How Long Does a Microdiscectomy Last: Surgery to Recovery

A microdiscectomy typically takes 30 to 60 minutes of actual operating time. But if you’re asking how long the results last, about 84% of patients report good or excellent outcomes at an average of four years after surgery. Both questions come up frequently, so this article covers the full picture: the procedure itself, recovery timelines, and how durable the relief tends to be.

How Long the Surgery Takes

The surgery itself is quick. Most microdiscectomies are finished in under an hour. You’ll be under general anesthesia, though, and you’ll spend time in the recovery room being monitored afterward, so plan for the total experience to take about two hours from start to finish.

Many patients go home the same day. In the UK, the median hospital stay following lumbar decompression surgery is about 36 hours, but same-day discharge is increasingly common for patients who are otherwise healthy and have straightforward cases. Your surgical team will look at factors like your overall health, body weight, and whether this is your first spine surgery when deciding if you’re a candidate for same-day discharge.

When Pain Relief Kicks In

Leg pain, the symptom that drives most people to surgery, often improves immediately or within the first few days. In a study of 50 patients, the majority experienced complete resolution of their shooting leg pain within the first four weeks after surgery. About a third still had some lingering pain at the four-week mark, but only a small percentage (around 8%) took longer than six weeks to find relief.

Numbness and tingling follow a slower course. If you had significant sensory loss before surgery, that’s one of the strongest predictors of slower recovery. Nerve damage that shows up as numbness can take months to improve, and in some cases it doesn’t fully resolve. Pain relief is generally a more reliable outcome than restoration of sensation.

Some patients experience mild residual pain (scoring around 2 to 3 out of 10) for up to 12 to 24 months, even when the surgery is considered successful. This is worth knowing so you can set realistic expectations: “successful surgery” doesn’t always mean zero pain immediately.

Recovery Milestones and Return to Work

The first month after surgery comes with specific restrictions. Standard post-operative guidelines advise avoiding bending, lifting, twisting, pulling, or pushing anything heavier than about 10 pounds for four weeks. You’ll also be told to limit sitting to 15 to 30 minutes at a time and avoid heavy household tasks like vacuuming or doing laundry. Strenuous sexual activity is typically off the table for the first two weeks.

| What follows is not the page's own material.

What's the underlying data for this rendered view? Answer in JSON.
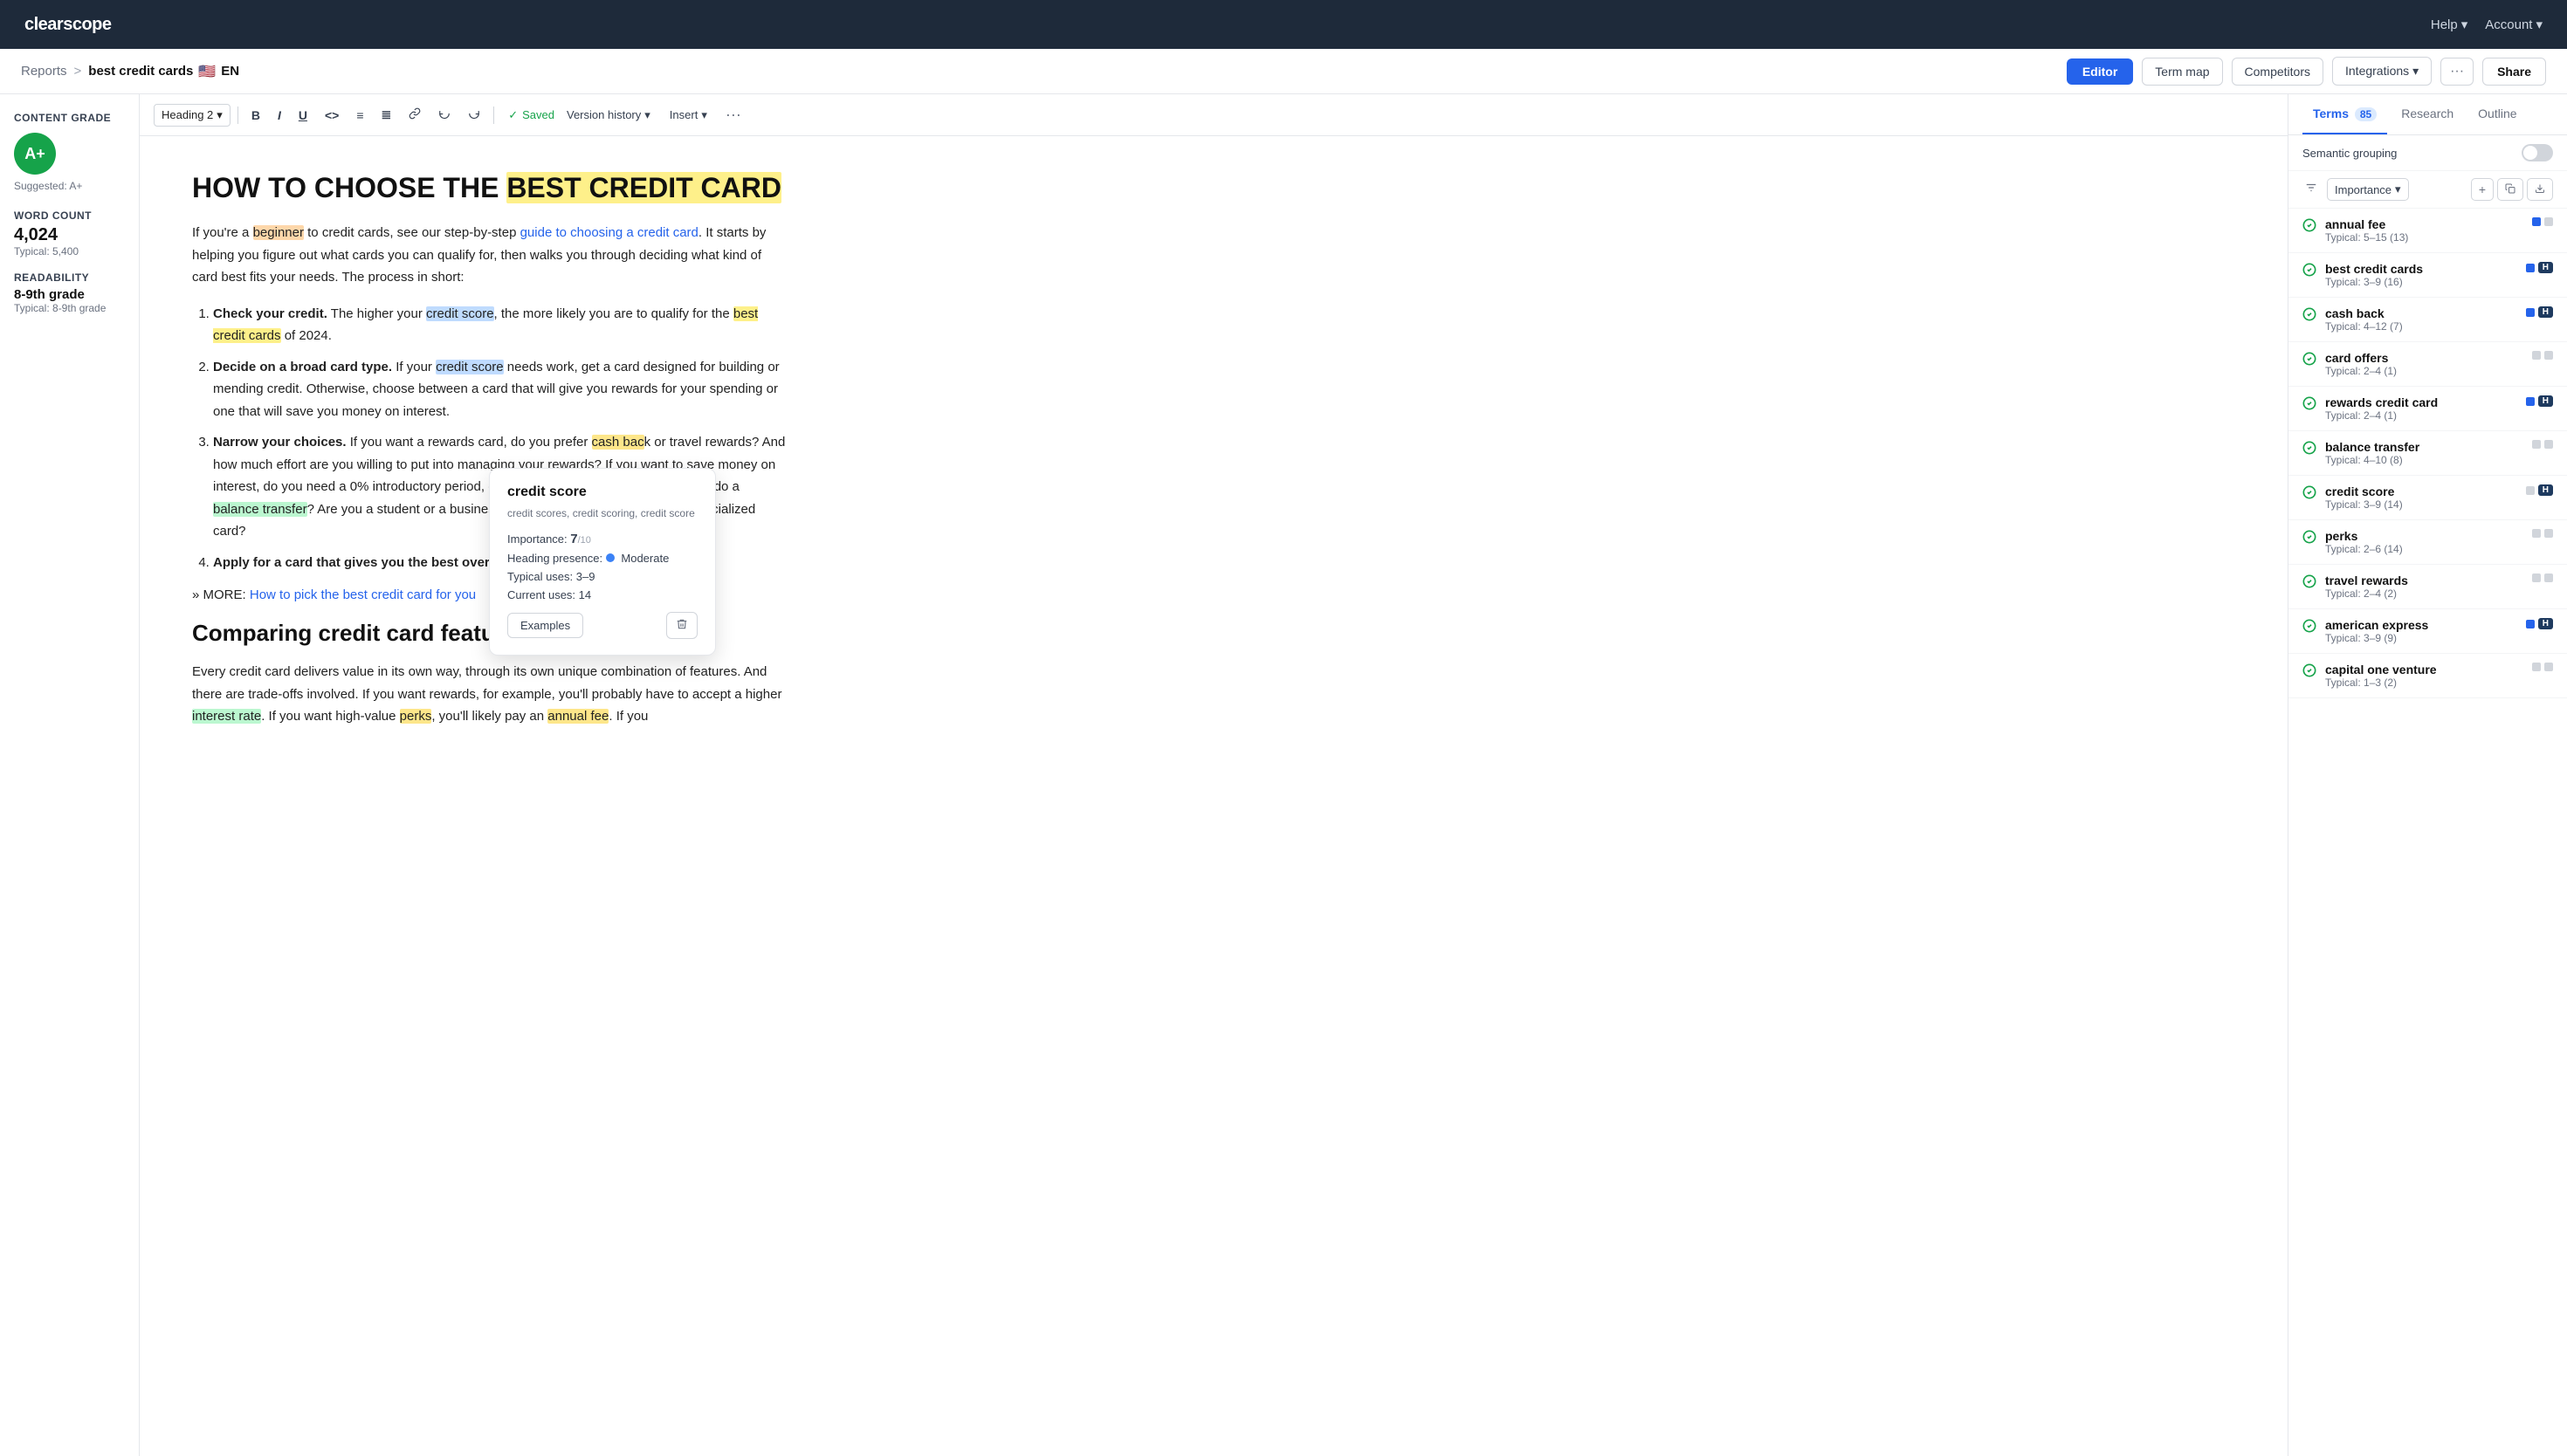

Return-to-work timelines depend heavily on what your job involves:

  • Driving (off pain medications): about 1 week
  • Desk work or light clerical tasks: about 2 weeks
  • Medium-duty work (nursing, truck driving, forklift operation): about 6 weeks
  • Heavy manual labor (construction, bricklaying): about 8 weeks

For exercise, you can typically start low-impact activities like a stationary bike or elliptical around 4 weeks. Non-contact sports such as tennis or weightlifting are usually cleared at 8 weeks. Contact sports and high-risk activities like football or roller coasters are generally a 3-month wait.

Physical Therapy and Full Recovery

Most rehabilitation programs begin four to six weeks after surgery, which is the most commonly recommended starting point. Programs typically last 6 to 12 weeks, with an average duration of about 12 weeks. Starting physical therapy in that four-to-six-week window leads to a faster decrease in both pain and disability compared to skipping rehab or relying on education alone.

Full recovery, meaning you’ve reached your maximum improvement, generally takes somewhere between 3 and 12 months. Research tracking patients over three years found that differences in disability scores between patient groups essentially disappeared by the one-year mark, suggesting most healing plateaus around that time. By one year, most patients have reached a point of minimal disability regardless of how long they had symptoms before surgery.

How Long the Results Last

This is the question that matters most to people weighing surgery. An analysis of over 3,400 microdiscectomy patients found that 84% reported good or excellent results at an average follow-up of about four years. At the two-year mark specifically, studies consistently show success rates between 73% and 93%, depending on the patient population. One study tracking patients for five years found 95% still reporting good or excellent outcomes.

The main threat to long-term success is re-herniation, where disc material pushes out again at the same level. Recurrence rates in the literature range from 5% to 24%. A large military study of over 3,300 patients found a same-level recurrence rate of about 23%, though only about 12% of the total group needed a second surgery. The military population skews younger and more physically active than average, which may partly explain the higher end of that range.

Re-herniation can happen months or years after the original surgery. There’s no guaranteed way to prevent it, but following your activity restrictions in the early weeks and building core strength through rehabilitation are the most practical steps you can take to protect the surgical result over time.